As well as the government, the vast majority (78%) also believe that brands and businesses have to do much more to combat plastic pollution, especially during the current cost of living crisis. Just under half (49%) said that they’re willing to pay more for sustainably packaged products, while 39% did not want to. Many stated that it depended on the cost of sustainable packaging to them rather than businesses, suggesting a big price difference may serve as a deterrent.

Cost was a key sustainable purchasing factor raised by many – 59% of those over 45 believe rising costs made it harder to shop sustainably, and 71% of younger people (ages 18-29) said it was harder to support sustainable brands due to the rising cost of living. 

When asked if they recycle at home, 87% responded saying that they do, clearly highlighting that most Americans are aware of and follow domestic recycling initiatives.

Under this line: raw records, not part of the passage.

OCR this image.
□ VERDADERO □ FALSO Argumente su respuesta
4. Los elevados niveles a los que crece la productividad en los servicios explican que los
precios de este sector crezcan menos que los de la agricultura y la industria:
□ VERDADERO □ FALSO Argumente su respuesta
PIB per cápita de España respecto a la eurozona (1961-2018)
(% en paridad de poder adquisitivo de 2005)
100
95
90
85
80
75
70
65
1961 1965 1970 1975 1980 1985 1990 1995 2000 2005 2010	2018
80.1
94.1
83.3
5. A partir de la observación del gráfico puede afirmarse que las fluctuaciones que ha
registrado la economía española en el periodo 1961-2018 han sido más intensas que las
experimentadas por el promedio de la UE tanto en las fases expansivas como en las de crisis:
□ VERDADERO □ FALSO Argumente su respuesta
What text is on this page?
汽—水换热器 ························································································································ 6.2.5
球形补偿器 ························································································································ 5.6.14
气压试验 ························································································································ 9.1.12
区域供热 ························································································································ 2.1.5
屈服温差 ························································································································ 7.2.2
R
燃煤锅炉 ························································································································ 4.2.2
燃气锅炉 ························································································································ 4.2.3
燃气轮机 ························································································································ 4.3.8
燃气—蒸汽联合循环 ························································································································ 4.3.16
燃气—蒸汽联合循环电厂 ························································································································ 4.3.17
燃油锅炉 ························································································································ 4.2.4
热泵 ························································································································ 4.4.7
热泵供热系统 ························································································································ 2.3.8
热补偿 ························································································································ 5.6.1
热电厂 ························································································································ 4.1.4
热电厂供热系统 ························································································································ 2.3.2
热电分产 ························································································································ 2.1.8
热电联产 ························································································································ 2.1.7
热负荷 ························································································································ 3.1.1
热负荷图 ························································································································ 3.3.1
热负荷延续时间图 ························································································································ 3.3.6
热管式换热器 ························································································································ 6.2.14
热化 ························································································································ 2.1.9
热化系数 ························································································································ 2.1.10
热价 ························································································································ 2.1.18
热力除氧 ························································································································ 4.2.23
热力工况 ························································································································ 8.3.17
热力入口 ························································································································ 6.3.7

These rates seem to fall at workplaces – 44% stated that their workplaces had recycling facilities, and a fifth (20%) said that they don’t have any at all. A third (33%) stated that they found it impossible to avoid single-use plastics in their daily life. Only 15% said they always avoid them, and just over half (52%) stated that they try to avoid them. 

Some of the statements given by the survey respondents included:

  • “Have can and bottle redemptions in more states, and more facilities that pay for metal and plastics”
  • “The government should take a more active stance”
  • “Make it affordable and easier to recycle what you have”

In regards to industries, food and beverage was cited as the biggest source of plastic waste by 75% of those surveyed, followed by beauty and cosmetics (32%), laundry and homecare (23%), apparel (19%), pet food + accessories (7%), and other (3%).

CleanHub’s Vice President of Marketing, Nikki Stones, had this to say on the survey findings:

“While US plastic recycling rates are incredibly low for a developed country, the American population’s attitude towards the issue couldn’t be more different. Our survey findings show that the majority of Americans not only diligently recycle, but have a clear desire for action on a larger scale – especially with rising concerns around microplastics.

The government – at a federal and state level – has to do more. They must provide convenient access to recycling facilities and education, as well as create policies to drive more sustainable business practices.

The emphasis on the cost of sustainable products is a familiar one, especially during a cost of living crisis. This is why brands also have a vital role to play by tackling plastic pollution in a way that doesn’t carry the financial impact onto consumers.”

Survey Methodology: 

CleanHub conducted this research in February 2024 to learn more about recycling habits and attitudes toward plastic, surveying 965 people over the age of 18 in the United States. There was a roughly even split between male and female respondents, as well as between the age brackets: 18-29, 30-44, 45-60, 60+. We had people from all regions of the US, except from overseas territories, take part.

The overall earnings of those who participated in the survey ranged from 0 to $200,000+. However, many respondents said their income was between $25,000 and $49,999 per year. Our online survey included 15 questions related to recycling and consumer trends. 

About CleanHub:

CleanHub is a global startup that uses technology to prevent plastic from reaching the sea by implementing waste recovery where there currently is none. Partnering with hundreds of brands, CleanHub uses funds to collect ocean-bound plastic from vulnerable communities, using its trash-tracking technology to provide real-time evidence of collection.